Dominanz ohne Ertrag
Die DFB-Elf begann vor ausverkaufter Heimkulisse in Stuttgart druckvoll und überlegen. Deutschland dominierte die Anfangsphase, ließ jedoch die nötige Konsequenz im Abschluss vermissen.
Erst in der Nachspielzeit der ersten Halbzeit fiel die Führung: Kai Havertz verwandelte einen Handelfmeter souverän zum 1:0.
Bruch nach der Pause
Nach dem Seitenwechsel verlor Deutschland zunehmend den Zugriff auf das Spiel. Ghana kam besser in die Partie und nutzte seine Chance konsequent.

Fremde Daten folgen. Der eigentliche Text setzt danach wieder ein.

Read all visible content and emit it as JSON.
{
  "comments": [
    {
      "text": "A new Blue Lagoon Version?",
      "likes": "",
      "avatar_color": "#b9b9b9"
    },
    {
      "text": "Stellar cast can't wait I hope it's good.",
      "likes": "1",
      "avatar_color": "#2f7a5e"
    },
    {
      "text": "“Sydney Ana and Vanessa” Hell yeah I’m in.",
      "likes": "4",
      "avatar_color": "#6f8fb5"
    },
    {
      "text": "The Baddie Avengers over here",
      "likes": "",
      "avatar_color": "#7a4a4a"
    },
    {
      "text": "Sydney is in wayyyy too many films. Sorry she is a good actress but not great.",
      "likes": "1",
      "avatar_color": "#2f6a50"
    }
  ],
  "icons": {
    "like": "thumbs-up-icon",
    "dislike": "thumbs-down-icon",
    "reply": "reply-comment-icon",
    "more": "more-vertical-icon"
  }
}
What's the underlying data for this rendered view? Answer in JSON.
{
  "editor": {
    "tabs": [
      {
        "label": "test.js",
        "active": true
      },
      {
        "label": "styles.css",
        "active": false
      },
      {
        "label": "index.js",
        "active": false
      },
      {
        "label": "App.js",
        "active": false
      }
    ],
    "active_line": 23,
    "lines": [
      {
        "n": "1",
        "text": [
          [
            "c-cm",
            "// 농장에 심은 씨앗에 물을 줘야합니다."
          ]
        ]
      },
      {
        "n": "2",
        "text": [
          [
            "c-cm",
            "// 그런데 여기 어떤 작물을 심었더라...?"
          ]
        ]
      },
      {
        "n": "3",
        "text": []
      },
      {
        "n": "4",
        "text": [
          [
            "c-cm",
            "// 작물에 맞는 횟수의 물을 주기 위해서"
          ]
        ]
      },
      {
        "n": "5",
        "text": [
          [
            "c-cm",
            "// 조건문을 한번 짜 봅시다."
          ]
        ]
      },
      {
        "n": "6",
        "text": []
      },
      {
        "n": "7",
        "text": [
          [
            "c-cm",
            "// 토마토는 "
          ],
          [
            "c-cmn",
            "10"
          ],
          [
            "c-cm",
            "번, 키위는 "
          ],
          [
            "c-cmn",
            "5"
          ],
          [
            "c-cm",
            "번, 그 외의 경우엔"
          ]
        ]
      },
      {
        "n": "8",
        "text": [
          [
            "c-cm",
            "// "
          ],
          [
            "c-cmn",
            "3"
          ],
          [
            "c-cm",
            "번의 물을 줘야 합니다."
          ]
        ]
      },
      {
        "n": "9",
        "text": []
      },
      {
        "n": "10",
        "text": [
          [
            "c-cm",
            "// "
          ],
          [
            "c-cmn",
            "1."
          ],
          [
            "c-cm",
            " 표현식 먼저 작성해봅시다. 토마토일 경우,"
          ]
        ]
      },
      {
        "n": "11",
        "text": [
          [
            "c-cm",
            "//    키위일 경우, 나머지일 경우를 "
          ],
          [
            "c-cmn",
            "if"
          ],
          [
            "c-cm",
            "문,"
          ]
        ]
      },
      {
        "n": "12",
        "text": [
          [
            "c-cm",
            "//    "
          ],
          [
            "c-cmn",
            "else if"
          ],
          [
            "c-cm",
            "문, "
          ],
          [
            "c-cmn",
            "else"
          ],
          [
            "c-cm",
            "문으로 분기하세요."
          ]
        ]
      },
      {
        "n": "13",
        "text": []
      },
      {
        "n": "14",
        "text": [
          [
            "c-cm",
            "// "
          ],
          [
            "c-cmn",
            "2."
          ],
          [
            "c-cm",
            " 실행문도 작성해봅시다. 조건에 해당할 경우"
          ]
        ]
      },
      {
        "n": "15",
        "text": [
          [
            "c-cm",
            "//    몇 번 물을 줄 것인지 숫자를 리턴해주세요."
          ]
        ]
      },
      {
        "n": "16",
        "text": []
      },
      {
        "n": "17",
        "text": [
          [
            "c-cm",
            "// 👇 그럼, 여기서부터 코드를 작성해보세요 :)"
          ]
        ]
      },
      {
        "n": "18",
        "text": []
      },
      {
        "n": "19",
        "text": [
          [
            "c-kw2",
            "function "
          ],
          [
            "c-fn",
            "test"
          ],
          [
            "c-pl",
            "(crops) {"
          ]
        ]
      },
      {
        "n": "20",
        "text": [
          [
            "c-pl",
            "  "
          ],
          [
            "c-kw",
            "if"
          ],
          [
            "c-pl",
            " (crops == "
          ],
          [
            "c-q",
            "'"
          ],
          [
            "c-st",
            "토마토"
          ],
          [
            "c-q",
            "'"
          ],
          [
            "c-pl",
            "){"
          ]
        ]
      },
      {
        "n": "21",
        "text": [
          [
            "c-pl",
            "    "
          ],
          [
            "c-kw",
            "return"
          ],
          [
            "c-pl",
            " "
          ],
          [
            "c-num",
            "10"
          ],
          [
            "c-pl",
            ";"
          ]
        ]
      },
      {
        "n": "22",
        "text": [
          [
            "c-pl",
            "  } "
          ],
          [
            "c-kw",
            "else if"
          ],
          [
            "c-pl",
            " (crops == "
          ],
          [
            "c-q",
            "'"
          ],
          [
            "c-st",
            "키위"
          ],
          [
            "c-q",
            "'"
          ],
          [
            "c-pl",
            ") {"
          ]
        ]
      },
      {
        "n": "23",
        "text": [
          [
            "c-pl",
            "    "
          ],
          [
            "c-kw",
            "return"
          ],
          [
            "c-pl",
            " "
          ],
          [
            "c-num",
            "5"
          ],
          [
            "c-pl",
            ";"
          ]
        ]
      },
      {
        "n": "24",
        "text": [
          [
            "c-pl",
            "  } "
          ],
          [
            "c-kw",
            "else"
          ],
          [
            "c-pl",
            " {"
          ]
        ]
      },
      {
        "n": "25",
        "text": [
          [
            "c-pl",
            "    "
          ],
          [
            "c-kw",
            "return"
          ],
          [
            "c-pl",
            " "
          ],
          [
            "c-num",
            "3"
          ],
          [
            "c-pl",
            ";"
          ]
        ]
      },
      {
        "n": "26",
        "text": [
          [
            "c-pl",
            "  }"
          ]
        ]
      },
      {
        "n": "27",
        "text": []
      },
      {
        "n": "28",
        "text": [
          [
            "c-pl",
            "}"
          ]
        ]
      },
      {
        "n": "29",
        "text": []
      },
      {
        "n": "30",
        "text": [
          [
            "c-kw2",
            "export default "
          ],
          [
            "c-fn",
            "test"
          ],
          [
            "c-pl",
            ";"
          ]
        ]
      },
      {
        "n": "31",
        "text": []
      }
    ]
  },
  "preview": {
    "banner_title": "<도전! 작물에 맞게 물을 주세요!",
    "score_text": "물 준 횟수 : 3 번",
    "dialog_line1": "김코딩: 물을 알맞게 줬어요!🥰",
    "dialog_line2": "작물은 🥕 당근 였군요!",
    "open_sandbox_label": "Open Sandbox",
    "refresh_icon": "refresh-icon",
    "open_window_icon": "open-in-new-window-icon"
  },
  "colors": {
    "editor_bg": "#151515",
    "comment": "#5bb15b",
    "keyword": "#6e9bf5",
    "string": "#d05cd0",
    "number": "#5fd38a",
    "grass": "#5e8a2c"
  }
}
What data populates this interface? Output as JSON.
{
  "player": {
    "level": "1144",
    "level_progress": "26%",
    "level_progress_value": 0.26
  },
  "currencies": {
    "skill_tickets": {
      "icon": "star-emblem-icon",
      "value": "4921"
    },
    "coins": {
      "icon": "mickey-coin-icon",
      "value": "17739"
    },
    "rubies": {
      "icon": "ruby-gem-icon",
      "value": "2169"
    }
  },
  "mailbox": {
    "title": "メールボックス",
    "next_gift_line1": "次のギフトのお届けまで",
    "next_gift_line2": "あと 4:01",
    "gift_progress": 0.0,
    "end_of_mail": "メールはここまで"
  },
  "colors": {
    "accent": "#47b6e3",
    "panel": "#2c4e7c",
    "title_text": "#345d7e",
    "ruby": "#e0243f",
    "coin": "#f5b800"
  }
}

In der 70. Minute traf Abdul Fatawu nach einem schnellen Konter zum 1:1-Ausgleich.
Undav sorgt für den späten Moment
Als sich vieles bereits auf ein Unentschieden einstellte, kam der Moment des Abends – und er hatte einen lokalen Absender.
Der eingewechselte VfB-Stürmer Deniz Undav traf in der 88. Minute zum 2:1. Nach einem Chipball von Goretzka und einer Ablage von Sané reagierte Undav blitzschnell und spitzelte den Ball unter die Latte.
Ein Treffer, der nicht nur das Spiel entschied, sondern auch das Stadion zum Beben brachte.
Wichtiger Sieg mit Fragezeichen
Am Ende steht ein Erfolg – aber auch die Erkenntnis, dass Deutschland trotz spielerischer Überlegenheit anfällig bleibt.
Für Undav hingegen wird dieser Abend in Stuttgart ein besonderer bleiben.